The freight highway proposal builds on a provision from the 2012 highway bill, calling for the designation of critical freight corridors. The EPW draft bill would fund the initiative with $400 million available to states beginning in 2016, and increasing it by $400 million each year until reaching $2 billion in 2020. If enacted and implemented, the new freight program would significantly increase federal funding for roads important to trucking commodities and freight.

The draft bill does not include an increase in truck weight limits, which is supported by ASA. Another highway bill priority for ASA is the continuation of the hours of service agricultural exemption. That issue is under the jurisdiction of the Senate Committee on Commerce and Transportation, rather than EPW, and the Commerce Committee has not yet acted on their portions of the bill. The EPW Committee is scheduled to markup the draft bill on Thursday.
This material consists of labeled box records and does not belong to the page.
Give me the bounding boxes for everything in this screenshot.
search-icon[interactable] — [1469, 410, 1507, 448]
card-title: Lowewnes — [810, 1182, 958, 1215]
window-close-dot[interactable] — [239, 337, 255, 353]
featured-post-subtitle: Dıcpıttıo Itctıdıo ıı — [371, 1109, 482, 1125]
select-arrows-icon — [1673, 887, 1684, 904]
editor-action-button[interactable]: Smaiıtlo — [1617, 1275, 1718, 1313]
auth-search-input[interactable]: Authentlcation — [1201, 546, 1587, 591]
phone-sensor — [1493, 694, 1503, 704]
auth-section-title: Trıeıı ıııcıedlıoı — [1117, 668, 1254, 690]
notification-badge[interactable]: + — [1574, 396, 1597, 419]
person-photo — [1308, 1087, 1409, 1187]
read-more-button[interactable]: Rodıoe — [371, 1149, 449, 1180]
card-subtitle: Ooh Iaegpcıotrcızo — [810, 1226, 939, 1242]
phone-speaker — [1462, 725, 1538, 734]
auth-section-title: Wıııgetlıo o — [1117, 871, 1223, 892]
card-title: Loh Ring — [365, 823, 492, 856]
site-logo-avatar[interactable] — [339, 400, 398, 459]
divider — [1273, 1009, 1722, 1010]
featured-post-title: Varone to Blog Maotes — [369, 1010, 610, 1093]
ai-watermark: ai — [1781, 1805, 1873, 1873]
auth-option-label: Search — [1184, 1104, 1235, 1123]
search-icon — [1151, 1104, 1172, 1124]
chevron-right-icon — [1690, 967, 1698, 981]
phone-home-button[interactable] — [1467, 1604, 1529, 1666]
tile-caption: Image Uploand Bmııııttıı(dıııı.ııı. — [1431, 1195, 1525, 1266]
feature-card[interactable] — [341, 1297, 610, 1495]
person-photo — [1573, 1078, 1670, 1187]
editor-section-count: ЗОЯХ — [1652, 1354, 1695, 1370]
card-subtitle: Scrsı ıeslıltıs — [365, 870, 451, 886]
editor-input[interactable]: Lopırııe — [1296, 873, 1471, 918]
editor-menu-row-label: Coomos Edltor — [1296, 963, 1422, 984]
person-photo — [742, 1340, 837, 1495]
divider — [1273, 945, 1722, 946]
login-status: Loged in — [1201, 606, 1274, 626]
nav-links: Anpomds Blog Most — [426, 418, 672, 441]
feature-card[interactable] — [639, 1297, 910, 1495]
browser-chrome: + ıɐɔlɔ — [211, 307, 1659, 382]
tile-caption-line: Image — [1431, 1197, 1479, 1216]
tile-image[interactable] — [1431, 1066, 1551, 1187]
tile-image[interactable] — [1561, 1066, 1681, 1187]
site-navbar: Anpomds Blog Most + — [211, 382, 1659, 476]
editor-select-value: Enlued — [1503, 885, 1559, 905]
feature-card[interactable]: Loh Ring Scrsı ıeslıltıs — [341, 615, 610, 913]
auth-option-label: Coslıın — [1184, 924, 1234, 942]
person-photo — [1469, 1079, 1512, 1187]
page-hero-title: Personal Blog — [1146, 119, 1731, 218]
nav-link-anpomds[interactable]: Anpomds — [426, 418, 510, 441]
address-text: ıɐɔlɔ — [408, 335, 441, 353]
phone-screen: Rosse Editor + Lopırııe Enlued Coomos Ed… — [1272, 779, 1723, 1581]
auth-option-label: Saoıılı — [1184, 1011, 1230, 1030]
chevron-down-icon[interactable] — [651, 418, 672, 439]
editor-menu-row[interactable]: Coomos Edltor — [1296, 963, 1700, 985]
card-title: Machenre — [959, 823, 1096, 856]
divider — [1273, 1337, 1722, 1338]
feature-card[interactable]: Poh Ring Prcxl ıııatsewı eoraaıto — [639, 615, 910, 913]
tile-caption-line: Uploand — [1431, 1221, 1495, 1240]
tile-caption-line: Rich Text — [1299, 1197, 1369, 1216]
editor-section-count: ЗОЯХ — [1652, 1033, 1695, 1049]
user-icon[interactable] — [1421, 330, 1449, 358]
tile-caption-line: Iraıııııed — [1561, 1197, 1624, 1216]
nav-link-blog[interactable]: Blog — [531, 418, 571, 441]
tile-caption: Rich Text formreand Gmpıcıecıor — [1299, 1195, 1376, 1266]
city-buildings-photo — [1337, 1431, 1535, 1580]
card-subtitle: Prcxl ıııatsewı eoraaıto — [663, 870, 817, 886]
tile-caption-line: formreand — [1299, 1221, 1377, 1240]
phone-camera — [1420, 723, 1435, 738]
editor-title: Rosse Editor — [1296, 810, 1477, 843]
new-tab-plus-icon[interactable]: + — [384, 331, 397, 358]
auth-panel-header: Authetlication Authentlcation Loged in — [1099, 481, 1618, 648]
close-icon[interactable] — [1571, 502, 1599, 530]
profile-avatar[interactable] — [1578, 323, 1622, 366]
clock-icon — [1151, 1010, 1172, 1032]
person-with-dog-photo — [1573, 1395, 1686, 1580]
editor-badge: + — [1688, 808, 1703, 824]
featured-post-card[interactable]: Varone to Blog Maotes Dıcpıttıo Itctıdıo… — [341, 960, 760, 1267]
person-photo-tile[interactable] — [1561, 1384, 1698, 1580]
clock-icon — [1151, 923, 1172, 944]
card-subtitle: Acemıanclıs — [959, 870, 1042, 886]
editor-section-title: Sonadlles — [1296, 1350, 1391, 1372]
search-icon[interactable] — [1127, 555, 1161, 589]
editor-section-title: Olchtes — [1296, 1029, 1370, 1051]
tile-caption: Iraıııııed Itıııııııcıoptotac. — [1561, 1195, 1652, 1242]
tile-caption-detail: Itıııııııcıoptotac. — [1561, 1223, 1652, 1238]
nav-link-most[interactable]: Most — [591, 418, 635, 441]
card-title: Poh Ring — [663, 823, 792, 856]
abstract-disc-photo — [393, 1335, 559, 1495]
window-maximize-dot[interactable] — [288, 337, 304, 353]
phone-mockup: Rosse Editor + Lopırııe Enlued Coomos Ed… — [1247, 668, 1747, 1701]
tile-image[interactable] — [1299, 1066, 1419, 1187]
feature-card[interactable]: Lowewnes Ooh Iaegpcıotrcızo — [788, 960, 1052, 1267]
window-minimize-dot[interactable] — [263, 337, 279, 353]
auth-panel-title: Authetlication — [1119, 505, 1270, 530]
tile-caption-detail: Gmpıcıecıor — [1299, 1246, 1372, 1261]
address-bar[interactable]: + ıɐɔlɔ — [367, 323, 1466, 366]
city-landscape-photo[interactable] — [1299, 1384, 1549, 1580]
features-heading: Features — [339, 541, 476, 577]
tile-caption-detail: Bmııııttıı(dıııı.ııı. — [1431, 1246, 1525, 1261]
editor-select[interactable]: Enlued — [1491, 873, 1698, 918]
There is no timetable yet for consideration by the full Senate and the House Transportation & Infrastructure Committee has not yet indicated their plans or timeline for action.

A summary released by the EPW Committee indicates that the freight program ”improves efforts to identify projects with a high return on investment through state freight plans and advisory committees” established under the 2012 law. Factors that would be considered in determining which road segments qualify include total cargo tonnage and cargo value, whether the miles close gaps in existing freight network segments and whether they provide first- or last-mile links to such facilities as ports, international crossings, rail yards, warehouses, grain elevators, energy production sites, airports or intermodal container transfer hubs.